Contrary to what many of us think, doctors usually don’t have control of their time or of the situation. Surgeries or procedures do not always start and end as scheduled, some patients require more attention and take up longer consulting time, and there are usually too many patients waiting to be attended to. But then again, the better doctors usually are the ones with more patients and nobody wants to go to a doctor without patients, so it’s a chicken-and-egg situation. Of course the first thing that we ask of doctors is that they be knowledgeable. Quite frankly, I’d rather have a snooty doctor who can heal quickly and efficiently than someone who is smiling and accommodating but does not seem to know what he is doing.

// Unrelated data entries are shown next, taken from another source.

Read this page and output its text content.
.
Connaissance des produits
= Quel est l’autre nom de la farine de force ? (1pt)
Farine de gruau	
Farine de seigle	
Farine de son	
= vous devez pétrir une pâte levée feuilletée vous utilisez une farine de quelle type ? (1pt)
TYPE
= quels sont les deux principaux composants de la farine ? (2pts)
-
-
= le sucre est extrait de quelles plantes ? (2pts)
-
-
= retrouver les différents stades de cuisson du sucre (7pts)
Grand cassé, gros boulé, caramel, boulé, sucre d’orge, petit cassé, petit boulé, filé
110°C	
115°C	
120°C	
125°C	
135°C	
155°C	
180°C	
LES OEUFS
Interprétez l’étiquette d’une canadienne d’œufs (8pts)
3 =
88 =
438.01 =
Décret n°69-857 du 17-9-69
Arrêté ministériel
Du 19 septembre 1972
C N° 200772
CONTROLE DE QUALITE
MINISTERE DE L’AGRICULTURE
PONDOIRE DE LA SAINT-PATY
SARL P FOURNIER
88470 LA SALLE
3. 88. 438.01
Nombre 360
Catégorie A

But in general, it’s really the system that breeds the conditions that we often rant about – particularly in government hospitals. The lack of resources and facilities create the dismal conditions that are often blamed on the medical practitioners who always have more patients than they can handle. And even in private hospitals, there are protocols that doctors have to follow; they don’t make judgment calls such as who to attend to first, on a whim. At the same time, laboratory tests and medical procedures are now considered the definitive input into a medical diagnosis so doctors are most often required to wait for test results before making any intervention. 
There are doctors who are extremely nice and helpful, of course, but I will still submit that yes, most doctors should acquire more emotional intelligence. I believe that a major part of the healing process happens within the mind and heart of the patient and an empowering doctor can do wonders to help patients heal themselves, or at least speed up the process. Medical schools, hospitals, and professional medical associations should balance technical knowledge with courses that remind doctors to be more humane and caring.